Ieder mens heeft emoties
We zijn nu eenmaal gevoelswezens
Al op jonge leeftijd worden kinderen er mee geconfronteerd dat ze gevoelens moet relativeren, bagatelliseren, negeren of rationaliseren. Baby's en jonge kinderen zitten boordevol gevoel en zoeken hun weg om te leren omgaan met al die verschillende gevoelens en emoties. Een baby krijst nog vol overgave wanneer iets niet zint en het is natuurlijk onhandig om in je latere leven een keel op te zetten als je je zin niet krijgt. Een kind wil daarom graag leren omgaan met gevoelens en emoties.
Ouders hebben een grote invloed op het ontwikkelen van strategieën die je als kind gaat gebruiken om met je gevoel om te gaan.
Krijg je vaak te horen dat je je niet moet aanstellen, dat het wel mee valt, dat het wel weer goed komt of dat je maar moet denken aan de leuke dingen, dan worden dat strategieën die je later als volwassene ook toepast.
Wanneer je als kind het idee hebt opgedaan dat je een pijnlijk, vervelend of naar gevoel maar beter niet kunt voelen, dan is het gevolg daarvan dat je met je mind (je gedachtewereld) controle wilt uitoefenen op je gevoelswereld.

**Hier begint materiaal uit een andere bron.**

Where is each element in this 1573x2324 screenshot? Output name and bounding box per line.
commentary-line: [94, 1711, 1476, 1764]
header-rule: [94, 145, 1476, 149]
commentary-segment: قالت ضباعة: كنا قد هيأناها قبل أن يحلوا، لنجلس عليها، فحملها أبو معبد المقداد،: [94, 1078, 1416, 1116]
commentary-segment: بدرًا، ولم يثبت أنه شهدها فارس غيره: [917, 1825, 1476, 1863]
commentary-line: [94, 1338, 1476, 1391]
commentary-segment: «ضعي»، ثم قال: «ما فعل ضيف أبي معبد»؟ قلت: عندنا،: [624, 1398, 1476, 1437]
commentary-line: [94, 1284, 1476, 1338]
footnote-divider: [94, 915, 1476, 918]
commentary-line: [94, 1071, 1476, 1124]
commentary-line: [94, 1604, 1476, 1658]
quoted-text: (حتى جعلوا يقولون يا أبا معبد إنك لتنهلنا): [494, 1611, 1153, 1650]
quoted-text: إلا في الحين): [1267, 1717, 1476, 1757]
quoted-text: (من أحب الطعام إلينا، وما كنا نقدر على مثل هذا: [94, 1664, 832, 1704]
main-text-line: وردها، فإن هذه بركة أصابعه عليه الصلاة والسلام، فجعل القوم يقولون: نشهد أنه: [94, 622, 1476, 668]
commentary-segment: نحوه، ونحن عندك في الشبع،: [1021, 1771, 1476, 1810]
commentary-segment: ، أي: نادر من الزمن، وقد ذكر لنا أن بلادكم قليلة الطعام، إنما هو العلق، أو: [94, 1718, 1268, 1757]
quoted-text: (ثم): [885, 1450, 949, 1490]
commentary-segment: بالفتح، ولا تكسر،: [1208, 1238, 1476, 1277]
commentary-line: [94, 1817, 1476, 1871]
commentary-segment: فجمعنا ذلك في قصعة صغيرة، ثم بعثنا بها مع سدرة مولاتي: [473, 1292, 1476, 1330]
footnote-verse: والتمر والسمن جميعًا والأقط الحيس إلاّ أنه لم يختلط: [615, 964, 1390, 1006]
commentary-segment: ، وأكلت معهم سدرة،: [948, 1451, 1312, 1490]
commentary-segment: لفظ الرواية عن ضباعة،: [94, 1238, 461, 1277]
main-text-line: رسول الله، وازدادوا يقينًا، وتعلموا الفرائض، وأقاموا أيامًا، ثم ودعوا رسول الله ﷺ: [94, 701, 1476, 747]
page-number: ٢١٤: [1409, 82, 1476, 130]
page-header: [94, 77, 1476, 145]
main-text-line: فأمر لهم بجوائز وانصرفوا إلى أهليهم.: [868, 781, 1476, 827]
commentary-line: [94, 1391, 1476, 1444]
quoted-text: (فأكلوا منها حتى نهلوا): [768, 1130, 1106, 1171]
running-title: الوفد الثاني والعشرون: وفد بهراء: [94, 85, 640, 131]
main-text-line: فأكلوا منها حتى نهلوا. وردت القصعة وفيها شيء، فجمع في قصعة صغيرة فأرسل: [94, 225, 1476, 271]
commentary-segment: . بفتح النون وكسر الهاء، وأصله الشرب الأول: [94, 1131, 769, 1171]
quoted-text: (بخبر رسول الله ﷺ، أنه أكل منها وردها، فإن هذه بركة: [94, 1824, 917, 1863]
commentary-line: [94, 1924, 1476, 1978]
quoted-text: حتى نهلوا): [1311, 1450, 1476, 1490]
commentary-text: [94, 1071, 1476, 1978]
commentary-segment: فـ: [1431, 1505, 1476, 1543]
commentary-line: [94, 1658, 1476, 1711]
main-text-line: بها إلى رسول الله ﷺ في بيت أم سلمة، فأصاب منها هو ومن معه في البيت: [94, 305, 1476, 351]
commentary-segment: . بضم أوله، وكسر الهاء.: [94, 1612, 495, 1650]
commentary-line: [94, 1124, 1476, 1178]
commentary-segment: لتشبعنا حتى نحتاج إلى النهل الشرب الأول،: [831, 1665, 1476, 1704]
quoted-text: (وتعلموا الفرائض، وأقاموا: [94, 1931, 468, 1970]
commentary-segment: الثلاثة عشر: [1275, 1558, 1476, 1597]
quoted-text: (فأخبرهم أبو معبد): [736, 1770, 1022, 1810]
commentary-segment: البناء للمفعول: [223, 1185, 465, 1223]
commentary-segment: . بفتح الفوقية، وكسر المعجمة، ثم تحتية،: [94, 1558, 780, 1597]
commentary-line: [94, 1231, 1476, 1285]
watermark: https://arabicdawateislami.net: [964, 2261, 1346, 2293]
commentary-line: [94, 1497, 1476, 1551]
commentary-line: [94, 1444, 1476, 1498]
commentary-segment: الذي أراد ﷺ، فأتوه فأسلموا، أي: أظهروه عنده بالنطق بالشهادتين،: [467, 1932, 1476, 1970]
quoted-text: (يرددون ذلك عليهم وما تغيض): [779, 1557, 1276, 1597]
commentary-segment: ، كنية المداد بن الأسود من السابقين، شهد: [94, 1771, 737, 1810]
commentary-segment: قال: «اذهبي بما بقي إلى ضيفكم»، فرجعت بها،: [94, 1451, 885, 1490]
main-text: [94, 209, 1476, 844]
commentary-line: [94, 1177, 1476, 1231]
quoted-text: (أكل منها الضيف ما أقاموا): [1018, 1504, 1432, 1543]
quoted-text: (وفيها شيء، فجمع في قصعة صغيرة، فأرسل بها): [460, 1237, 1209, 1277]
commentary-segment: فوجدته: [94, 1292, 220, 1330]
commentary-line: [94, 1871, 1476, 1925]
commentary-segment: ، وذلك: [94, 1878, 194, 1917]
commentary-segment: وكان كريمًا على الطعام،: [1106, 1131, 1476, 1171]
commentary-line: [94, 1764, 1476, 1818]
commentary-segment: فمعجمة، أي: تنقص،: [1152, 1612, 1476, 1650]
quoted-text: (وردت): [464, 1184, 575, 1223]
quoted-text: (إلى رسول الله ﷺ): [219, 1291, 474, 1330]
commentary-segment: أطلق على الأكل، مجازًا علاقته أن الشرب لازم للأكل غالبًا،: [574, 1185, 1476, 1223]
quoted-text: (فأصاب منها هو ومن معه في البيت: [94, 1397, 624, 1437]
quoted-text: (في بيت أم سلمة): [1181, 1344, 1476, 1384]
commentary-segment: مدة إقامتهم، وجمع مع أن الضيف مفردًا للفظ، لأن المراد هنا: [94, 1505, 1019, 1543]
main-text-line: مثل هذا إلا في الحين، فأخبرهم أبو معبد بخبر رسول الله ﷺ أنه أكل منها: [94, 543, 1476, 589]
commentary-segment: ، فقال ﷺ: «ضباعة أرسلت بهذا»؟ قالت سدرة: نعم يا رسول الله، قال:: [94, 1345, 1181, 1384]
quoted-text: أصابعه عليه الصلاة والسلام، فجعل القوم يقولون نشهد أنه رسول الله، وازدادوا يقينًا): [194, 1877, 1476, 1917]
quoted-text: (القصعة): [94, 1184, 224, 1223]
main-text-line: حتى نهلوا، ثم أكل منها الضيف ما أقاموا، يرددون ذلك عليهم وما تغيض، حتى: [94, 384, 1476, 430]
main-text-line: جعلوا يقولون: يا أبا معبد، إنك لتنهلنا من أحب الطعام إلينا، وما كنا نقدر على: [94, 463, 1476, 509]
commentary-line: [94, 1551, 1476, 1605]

Op latere leeftijd is het gevolg dat je dan worstelt met emoties, zoals gekwetstheid, verdriet, boosheid, angst, schaamte of jaloezie.
Door gevoelens weg te stoppen of negeren, bereik je dat je heel rationeel wordt en dat het contact met je eigen gevoelens langzaam steeds oppervlakkiger wordt. Rationele mensen hebben dat zelf niet zo door, omdat ze denken dat ze over gevoelens praten terwijl ze het eigenlijk over gedachten hebben. Een gevoel is er niet voor niks en geeft iets persoonlijks weer van jouw binnenwereld.